Acrodermatitis chronica atrophicans--a spirochetosis. Clinical and histopathological picture based on 32 patients; course and relationship to erythema chronicum migrans Afzelius.


The recent discovery that spirochetes transmitted by the tick Ixodes ricinus are involved in the etiology of erythema chronicum migrans Afzelius (ECMA), Bannwarth's syndrome, and acrodermatitis chronica atrophicans (ACA) has thrown new light upon these disorders. Thirty-two patients showing clinical and serological evidence of ACA were investigated.
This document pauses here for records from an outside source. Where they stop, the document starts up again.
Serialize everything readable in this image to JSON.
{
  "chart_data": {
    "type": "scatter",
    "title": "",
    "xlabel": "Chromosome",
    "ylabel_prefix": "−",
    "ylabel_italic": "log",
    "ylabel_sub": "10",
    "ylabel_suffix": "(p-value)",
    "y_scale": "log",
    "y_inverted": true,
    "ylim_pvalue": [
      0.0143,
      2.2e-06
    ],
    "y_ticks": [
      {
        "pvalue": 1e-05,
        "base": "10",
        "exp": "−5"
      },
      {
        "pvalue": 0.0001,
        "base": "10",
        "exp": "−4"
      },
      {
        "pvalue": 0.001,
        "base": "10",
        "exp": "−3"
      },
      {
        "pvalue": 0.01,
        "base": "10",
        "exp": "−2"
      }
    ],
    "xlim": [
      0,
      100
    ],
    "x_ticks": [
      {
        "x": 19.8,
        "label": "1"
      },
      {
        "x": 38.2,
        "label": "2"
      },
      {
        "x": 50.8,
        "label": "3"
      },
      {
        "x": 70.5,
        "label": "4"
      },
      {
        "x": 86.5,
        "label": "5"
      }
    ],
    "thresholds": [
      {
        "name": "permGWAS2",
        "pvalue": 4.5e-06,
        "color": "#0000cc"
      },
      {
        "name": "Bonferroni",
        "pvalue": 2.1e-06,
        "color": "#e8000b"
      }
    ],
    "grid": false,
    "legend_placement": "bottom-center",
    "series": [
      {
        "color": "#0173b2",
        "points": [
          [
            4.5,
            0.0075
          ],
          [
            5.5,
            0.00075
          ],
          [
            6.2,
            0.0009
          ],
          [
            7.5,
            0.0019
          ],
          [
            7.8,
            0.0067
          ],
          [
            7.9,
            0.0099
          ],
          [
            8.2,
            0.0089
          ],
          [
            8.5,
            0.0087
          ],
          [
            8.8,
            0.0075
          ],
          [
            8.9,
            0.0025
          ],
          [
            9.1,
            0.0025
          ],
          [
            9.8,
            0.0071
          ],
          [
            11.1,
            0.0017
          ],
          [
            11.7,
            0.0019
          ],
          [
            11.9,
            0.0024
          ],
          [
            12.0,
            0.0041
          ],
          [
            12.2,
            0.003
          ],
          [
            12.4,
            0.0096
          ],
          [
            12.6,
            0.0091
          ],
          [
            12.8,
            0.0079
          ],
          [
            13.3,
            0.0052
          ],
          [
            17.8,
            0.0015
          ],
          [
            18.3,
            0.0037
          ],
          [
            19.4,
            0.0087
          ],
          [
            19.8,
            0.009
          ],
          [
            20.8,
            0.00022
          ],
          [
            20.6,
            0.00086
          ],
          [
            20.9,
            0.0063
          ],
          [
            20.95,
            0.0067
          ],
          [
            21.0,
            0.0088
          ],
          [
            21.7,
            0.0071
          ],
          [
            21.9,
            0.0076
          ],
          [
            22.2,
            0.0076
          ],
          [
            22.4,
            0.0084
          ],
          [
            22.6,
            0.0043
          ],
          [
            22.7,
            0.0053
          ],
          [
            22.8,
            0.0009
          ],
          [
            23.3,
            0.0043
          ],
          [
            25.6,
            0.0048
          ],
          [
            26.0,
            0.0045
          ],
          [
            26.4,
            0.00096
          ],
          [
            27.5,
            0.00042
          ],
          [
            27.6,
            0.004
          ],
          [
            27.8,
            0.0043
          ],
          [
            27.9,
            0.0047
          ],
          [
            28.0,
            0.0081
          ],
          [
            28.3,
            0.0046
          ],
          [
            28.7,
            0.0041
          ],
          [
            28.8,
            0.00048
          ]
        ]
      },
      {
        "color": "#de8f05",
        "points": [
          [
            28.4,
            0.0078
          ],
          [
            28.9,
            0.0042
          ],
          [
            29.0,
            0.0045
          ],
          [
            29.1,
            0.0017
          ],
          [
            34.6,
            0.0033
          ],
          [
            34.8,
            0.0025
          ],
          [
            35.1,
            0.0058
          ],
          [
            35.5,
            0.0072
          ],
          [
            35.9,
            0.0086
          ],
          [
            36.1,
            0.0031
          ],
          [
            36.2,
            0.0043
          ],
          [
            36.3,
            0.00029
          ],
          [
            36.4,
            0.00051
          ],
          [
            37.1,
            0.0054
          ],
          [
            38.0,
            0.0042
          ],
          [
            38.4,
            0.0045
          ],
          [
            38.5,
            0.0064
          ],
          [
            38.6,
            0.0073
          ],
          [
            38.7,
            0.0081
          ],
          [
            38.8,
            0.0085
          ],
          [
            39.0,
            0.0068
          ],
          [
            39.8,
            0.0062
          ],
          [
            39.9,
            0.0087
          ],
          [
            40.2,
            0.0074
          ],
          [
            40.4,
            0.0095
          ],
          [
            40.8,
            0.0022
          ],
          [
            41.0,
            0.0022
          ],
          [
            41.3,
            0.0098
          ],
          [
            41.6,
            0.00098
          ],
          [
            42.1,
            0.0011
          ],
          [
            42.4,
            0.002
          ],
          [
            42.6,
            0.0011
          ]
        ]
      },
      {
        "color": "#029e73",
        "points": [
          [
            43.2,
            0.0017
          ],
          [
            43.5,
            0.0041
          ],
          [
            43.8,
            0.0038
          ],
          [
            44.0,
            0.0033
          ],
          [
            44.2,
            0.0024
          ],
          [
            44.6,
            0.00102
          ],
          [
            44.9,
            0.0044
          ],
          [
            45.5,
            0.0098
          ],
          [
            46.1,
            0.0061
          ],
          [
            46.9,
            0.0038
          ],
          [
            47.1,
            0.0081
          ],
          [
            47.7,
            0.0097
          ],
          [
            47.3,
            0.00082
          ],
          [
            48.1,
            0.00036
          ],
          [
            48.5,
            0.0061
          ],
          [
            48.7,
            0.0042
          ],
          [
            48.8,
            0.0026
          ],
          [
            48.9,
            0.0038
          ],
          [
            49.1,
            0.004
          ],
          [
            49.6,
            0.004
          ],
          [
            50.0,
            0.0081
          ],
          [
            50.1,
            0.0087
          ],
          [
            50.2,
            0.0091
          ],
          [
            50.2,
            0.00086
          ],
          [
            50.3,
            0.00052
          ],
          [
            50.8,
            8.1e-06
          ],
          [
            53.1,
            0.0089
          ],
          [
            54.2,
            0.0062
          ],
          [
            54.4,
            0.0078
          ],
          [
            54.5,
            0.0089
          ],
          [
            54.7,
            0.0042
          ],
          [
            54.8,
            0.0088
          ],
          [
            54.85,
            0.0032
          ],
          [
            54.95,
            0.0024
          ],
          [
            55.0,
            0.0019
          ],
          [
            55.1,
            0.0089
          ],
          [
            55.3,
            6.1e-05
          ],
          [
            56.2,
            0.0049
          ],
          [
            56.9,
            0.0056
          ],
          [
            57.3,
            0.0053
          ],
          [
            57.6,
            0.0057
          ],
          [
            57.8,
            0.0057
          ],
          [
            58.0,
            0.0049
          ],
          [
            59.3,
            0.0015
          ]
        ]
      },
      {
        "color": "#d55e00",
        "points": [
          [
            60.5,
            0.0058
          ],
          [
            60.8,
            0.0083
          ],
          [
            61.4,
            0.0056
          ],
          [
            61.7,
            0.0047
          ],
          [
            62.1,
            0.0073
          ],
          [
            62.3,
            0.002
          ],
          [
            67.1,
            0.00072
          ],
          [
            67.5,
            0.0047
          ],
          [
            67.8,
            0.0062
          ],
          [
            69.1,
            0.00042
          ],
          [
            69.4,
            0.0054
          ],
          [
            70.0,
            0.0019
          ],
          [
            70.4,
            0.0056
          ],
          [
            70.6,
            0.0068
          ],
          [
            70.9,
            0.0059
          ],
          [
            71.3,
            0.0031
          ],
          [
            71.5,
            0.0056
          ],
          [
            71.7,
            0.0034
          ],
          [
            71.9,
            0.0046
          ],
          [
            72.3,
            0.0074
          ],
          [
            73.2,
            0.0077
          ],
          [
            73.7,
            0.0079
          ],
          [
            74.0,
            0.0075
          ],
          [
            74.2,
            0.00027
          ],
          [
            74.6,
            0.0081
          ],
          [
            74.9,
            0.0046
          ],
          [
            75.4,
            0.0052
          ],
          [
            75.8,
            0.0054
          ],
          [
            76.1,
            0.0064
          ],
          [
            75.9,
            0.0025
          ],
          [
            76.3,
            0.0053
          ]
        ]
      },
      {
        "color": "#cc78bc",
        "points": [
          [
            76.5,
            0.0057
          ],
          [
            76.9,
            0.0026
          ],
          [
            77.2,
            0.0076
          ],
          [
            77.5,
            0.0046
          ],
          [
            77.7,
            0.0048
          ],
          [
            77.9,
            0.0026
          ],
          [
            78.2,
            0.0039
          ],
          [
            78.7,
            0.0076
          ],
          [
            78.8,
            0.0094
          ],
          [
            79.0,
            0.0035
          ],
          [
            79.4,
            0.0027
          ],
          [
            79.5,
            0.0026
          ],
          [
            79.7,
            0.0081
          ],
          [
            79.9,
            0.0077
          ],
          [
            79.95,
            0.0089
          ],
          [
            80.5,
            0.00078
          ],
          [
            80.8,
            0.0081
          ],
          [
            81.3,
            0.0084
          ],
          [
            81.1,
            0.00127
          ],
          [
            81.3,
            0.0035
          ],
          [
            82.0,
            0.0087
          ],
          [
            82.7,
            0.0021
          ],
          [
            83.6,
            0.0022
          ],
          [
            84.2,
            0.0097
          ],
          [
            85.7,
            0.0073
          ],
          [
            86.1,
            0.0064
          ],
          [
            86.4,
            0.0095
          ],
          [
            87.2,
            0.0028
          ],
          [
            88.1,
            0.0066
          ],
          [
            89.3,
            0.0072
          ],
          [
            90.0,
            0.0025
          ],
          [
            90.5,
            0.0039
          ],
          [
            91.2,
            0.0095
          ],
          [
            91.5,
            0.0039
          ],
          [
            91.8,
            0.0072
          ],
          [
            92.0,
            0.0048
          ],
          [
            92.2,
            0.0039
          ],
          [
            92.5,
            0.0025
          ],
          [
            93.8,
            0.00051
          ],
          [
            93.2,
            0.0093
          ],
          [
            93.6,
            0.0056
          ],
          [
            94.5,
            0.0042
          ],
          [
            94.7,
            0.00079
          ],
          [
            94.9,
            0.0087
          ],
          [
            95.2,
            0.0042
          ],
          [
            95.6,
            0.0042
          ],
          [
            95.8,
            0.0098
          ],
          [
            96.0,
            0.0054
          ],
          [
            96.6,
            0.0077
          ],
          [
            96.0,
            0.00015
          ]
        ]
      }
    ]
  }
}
Histologically, constant findings in active ACA lesions were telangiectases and a lymphocytic infiltrate with a moderate to rich admixture of plasma cells. Clinically, besides ACA lesions, lichen sclerosus et atrophicus (LSA)-like lesions were found in five patients. Four of these patients displayed a histopathological picture compatible with LSA. These findings suggest a relationship between ACA and LSA. In six patients spontaneous healing of ECMA was followed by ACA lesions after a latency period of 1-8 years. Six patients reported histories of cranial nerve involvement. Radiography revealed subluxation of joints in hands or feet in six patients, and periosteal thickening in another three patients. The results indicate that ACA may be a late manifestation of infection with the same spirochete that causes ECMA and Bannwarth's syndrome. If untreated, the infection may continue for many years and result in irreversible degenerative lesions.